Wardle’s team developed a detailed analysis that considered 63 different ways the airbag system could go wrong, using computer models and reams of data to test each possibility.
Ultimately, they found the problem in the solid propellant used to inflate the airbag.
Based on ammonium nitrate, that propellant is a cheaper but more volatile fuel than Takata had previously used.
When the fuel is installed in the inflator, it is typically “in the shape of a wafer or bat wing”, Wardle said, but it changes shape when exposed to humidity over time. When the airbag is triggered, the change in the fuel’s shape leads to to an unexpected increase in pressure that detonates the inflator instead of filling the airbag.
The force of the explosion hurls pieces of the inflator into the cabin like shrapnel, injuring those in the vehicle.

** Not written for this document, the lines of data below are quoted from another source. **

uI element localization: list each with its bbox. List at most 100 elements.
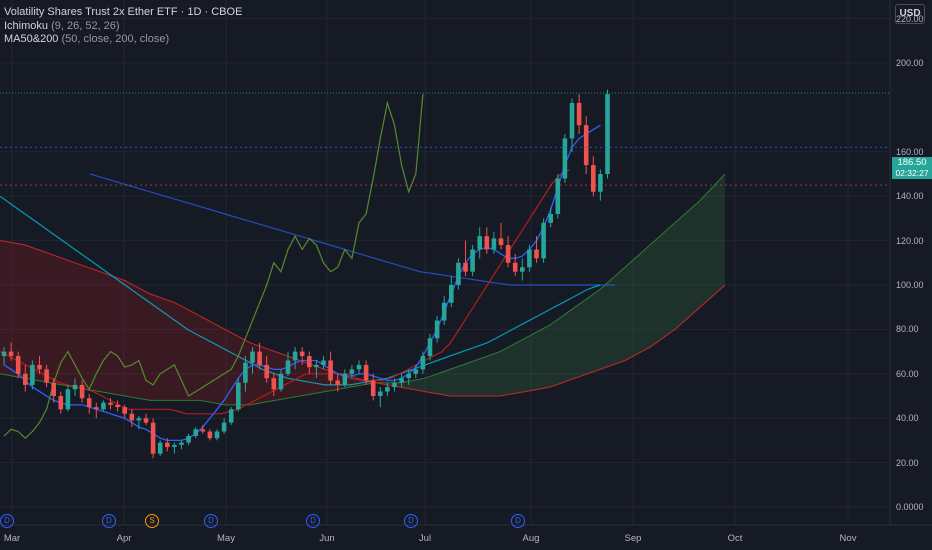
- candle: [456, 258, 461, 290]
- candle-body: [342, 373, 348, 385]
- candle: [527, 245, 532, 272]
- candle: [484, 227, 490, 254]
- candle: [186, 433, 191, 445]
- candle-body: [413, 369, 419, 374]
- candle: [385, 382, 390, 396]
- dividend-event-marker[interactable]: D: [102, 514, 116, 528]
- candle: [562, 134, 568, 183]
- candle: [427, 333, 433, 361]
- price-axis-label: 200.00: [896, 58, 924, 68]
- candle-body: [456, 262, 461, 285]
- candle: [335, 373, 340, 392]
- candle-body: [449, 285, 454, 303]
- candle: [370, 373, 376, 401]
- candle-body: [278, 373, 284, 390]
- candle-body: [264, 364, 269, 379]
- price-axis-label: 120.00: [896, 235, 924, 246]
- candle: [378, 387, 383, 408]
- currency-button[interactable]: USD: [895, 4, 925, 24]
- candle: [193, 427, 198, 439]
- candle-body: [1, 351, 7, 357]
- candle-body: [548, 213, 553, 223]
- ma-legend[interactable]: MA50&200 (50, close, 200, close): [4, 33, 242, 47]
- price-axis-label: 140.00: [896, 191, 924, 202]
- candle: [200, 424, 206, 434]
- candle-body: [172, 444, 177, 448]
- current-price-value: 186.50: [897, 157, 927, 168]
- dividend-event-marker[interactable]: D: [511, 514, 525, 528]
- candle-body: [527, 249, 532, 268]
- candle-body: [534, 249, 539, 259]
- candle-body: [79, 384, 85, 399]
- candle-body: [129, 413, 135, 421]
- time-axis-label: Jul: [418, 533, 432, 544]
- candle-body: [420, 356, 426, 370]
- candle-body: [583, 125, 589, 166]
- candle-body: [157, 442, 163, 454]
- candle-body: [285, 360, 291, 374]
- time-axis-label: Sep: [624, 533, 642, 544]
- candle-body: [562, 138, 568, 179]
- candle: [79, 380, 85, 403]
- candle-body: [15, 356, 21, 374]
- candle: [321, 356, 326, 370]
- candle-body: [434, 320, 440, 339]
- candle: [37, 356, 42, 374]
- candle-body: [257, 351, 262, 365]
- candle-body: [94, 407, 99, 410]
- candle-body: [385, 387, 390, 392]
- time-axis-label: Nov: [839, 533, 857, 544]
- time-axis-label: Apr: [116, 533, 132, 544]
- candle-body: [186, 435, 191, 443]
- candle: [342, 369, 348, 388]
- candle-body: [598, 174, 603, 192]
- split-event-marker[interactable]: S: [145, 514, 159, 528]
- dividend-event-marker[interactable]: D: [404, 514, 418, 528]
- candle: [179, 440, 184, 450]
- time-axis-label: Oct: [727, 533, 743, 544]
- cloud-segment: [525, 324, 550, 392]
- cloud-segment: [500, 338, 525, 396]
- candle-body: [292, 351, 298, 361]
- dividend-event-marker[interactable]: D: [204, 514, 218, 528]
- cloud-segment: [475, 351, 500, 396]
- candle-body: [378, 391, 383, 396]
- candle: [228, 407, 234, 425]
- candle-body: [477, 236, 482, 250]
- cloud-segment: [300, 360, 325, 396]
- cloud-segment: [575, 289, 600, 379]
- kijun-line: [0, 169, 570, 415]
- candle-body: [555, 178, 561, 214]
- candle: [583, 116, 589, 174]
- symbol-title[interactable]: Volatility Shares Trust 2x Ether ETF · 1…: [4, 6, 243, 18]
- candle-body: [165, 442, 170, 448]
- candle: [51, 378, 56, 403]
- candle-body: [8, 351, 14, 357]
- candle: [143, 413, 149, 425]
- cloud-segment: [550, 307, 575, 388]
- candle-body: [243, 362, 248, 383]
- candle: [477, 227, 482, 259]
- candle-body: [200, 429, 206, 432]
- candle-body: [58, 396, 64, 410]
- cloud-segment: [225, 329, 250, 405]
- candle-body: [228, 409, 234, 423]
- candle: [165, 438, 170, 452]
- candle: [463, 240, 468, 277]
- dividend-event-marker[interactable]: D: [306, 514, 320, 528]
- candle: [136, 415, 142, 430]
- dividend-event-marker[interactable]: D: [0, 514, 14, 528]
- candle: [94, 402, 99, 419]
- cloud-segment: [100, 271, 125, 396]
- price-axis-label: 0.0000: [896, 502, 924, 512]
- candle-body: [86, 398, 92, 408]
- candle: [434, 316, 440, 343]
- ichimoku-legend[interactable]: Ichimoku (9, 26, 52, 26): [4, 20, 242, 34]
- price-axis-label: 80.00: [896, 324, 919, 335]
- candle: [406, 369, 411, 385]
- candle-body: [37, 364, 42, 370]
- candle: [1, 347, 7, 365]
- candle-body: [392, 382, 397, 388]
- candle: [30, 360, 35, 390]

The report concluded that the inflator’s design is not sufficient to protect it from heat and water.
Takata had previously surmised that humidity was behind the flaw, but blamed the issue on aging parts, unusual conditions and a manufacturing plant that hadn’t followed instructions while assembling the inflators.
Later, it added a drying agent to the propellant in new airbag inflators that would temporarily keep them from changing shape in humid conditions.

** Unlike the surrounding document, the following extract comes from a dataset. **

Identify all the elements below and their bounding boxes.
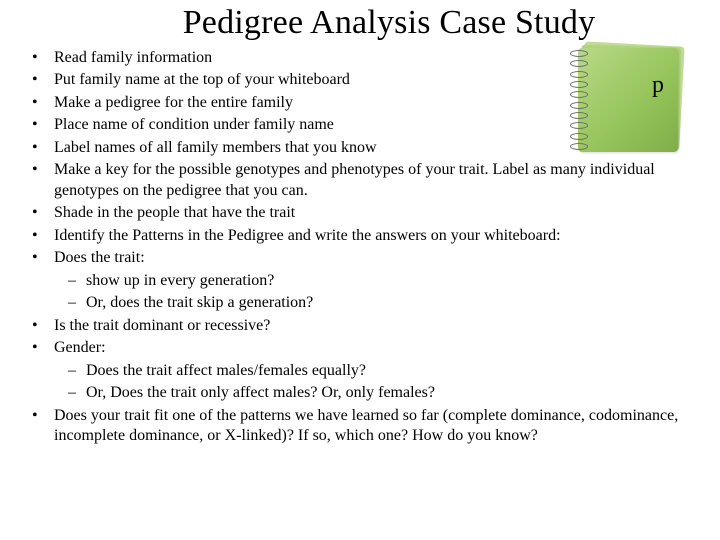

The revelation that the inflator assembly itself is flawed led to criticism of the safety agency for allowing Takata to install airbags with the drying agent as a temporary solution.
Florida senator Bill Nelson said after a hearing on the Takata airbags in February that the 10 car builders who had installed the Takata fix were selling cars with “new live grenades as replacements for the old live grenades”.
But the National Highway Traffic Safety Administration is reluctant to expand its recall to include the 70 to 90 million cars with ammonium nitrate inflators on the market without evidence that the fix is insufficient.
Florida senator Bill Nelson points to a wound made by schrapnel from an exploding airbag, which he likened to grenades in cars.